Alhambra of Granada
Granada’s main tourist feature is without a doubt the Alhambra. The name comes from the Arabic and literally means “the Red One”, because the brown walls of this mighty fortress turn bright red at sunset. A city in the city, the Alhambra was initially built for military purposes, but later became an “alcazaba” (fortress), an “alcázar” (palace) and a small “medina” (city). These various functions explain the variety of buildings that compose this historical monument.
Visiting the Alhambra is like visiting the Louvre: don’t expect to see everything in a day. That said, you can get quite a comprehensive tour in about 3 hours. Its many palaces, towers, rose gardens, halls and water systems will bring you straight to the heart of the Arabian Nights. Nowhere else in Europe – except maybe in Istanbul – will you see so perfectly proportioned Islamic rooms and courtyards. Highligths include the Puerta de la Justicia, the Patio de los Leones in the Nasrid Palace of the Lions, and the Patio de la Acequia in the Generalife.
But the Alhambra is not the only attraction Granada has to offer. Take a walk in the Albayzín quarter, where the original Iberian tribe settled. Located on a hill facing the Alhambra, its labyrinthine streets later became the site of the Muslim town – and remained Muslim years after the Reconquista. This barrio is full of reminiscent features of Granada’s Islamic heritage, including ramparts, houses and fountains.
Take a look at the Bañuelo baths in particular. Located in the Carrera del Darro, at the foot of the Alhambra, they are one of the few such establishments that were saved from destruction by the Catholic Monarchs. They were restored and declared a National Monument in 1918. Dating from the 11th century, these baths are the best-preserved Arab baths of Spain and the oldest piece of Moorish architecture in Granada.
Granada also has a Christian cathedral. Its architect, Diego de Siloé, managed to combine the traditional Gothic plan to a renaissance dome, a strategy that made him a famous architect of the period. The cathedral was started in 1521, though it was not finished until the 18th century. Part of it, which is accessed separately from the outside, is the Capilla Real.
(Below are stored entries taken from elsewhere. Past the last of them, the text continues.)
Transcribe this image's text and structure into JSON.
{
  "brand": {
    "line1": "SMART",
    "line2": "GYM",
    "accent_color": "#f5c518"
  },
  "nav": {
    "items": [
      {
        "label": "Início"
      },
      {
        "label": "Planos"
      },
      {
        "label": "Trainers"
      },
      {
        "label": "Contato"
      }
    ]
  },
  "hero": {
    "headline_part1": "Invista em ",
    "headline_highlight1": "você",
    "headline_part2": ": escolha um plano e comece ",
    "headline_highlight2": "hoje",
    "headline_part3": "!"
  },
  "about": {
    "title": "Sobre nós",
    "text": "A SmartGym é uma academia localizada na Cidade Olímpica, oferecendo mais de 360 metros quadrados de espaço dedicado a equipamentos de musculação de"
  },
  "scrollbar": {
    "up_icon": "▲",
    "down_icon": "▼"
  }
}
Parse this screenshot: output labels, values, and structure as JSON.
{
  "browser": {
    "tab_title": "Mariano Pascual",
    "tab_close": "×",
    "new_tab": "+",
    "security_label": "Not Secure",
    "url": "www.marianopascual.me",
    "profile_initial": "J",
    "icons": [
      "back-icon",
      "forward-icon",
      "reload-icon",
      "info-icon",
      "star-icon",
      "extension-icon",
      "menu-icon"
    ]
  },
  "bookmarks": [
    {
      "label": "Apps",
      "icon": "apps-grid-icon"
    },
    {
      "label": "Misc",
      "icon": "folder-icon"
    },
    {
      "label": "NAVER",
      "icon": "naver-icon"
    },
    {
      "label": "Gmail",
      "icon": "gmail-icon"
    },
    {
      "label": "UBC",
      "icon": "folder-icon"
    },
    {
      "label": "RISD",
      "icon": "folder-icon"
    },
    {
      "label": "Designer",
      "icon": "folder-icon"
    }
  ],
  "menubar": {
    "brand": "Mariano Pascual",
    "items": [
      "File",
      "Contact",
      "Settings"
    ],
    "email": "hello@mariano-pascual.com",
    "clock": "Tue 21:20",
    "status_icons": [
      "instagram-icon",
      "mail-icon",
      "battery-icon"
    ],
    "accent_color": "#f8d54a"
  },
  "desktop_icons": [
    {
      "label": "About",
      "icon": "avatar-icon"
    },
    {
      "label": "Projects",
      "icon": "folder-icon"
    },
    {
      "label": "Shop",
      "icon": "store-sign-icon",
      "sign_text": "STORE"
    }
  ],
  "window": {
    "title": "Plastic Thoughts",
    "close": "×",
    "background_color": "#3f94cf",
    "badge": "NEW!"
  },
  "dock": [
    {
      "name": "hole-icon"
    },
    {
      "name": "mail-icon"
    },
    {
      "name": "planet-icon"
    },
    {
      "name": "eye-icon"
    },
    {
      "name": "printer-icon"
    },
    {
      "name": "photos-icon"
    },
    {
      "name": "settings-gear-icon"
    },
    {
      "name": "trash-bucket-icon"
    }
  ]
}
Designed in gothic style, it is the mausoleum of the Catholic Monarchs. You’ll see their lead coffins together with those of their daughter Joanna La Loca, their son-in-law Felipe I and their grandson the Infante Miguel da Paz in the crypt beneath the monument.
You can also visit the Sacromonte district, home to Granada’s Roma community. Although the English term “Gypsy” comes from the term “Egypt” (so does its Spanish equivalent “gitano“), Granada’s gypsies actually migrated from India in the 15th century. Because the term “Gypsy” is seen as pejorative, political correctness prefers the term is “Roma”.
The main attraction is probably the Camino del Sacromonte, which is lined with caves hosting souvenir shops and restaurants. But Sacromonte is also a good place to see zambra, a type of flamenco where the singer also dances. The Centro de Interpretación del Sacromonte is a kind of Roma museum. It features themes such as the Sacromonte’s geology and environment, cave dwellings and Roma culture (with English explanations). There are also great views over Granada and the Alhambra.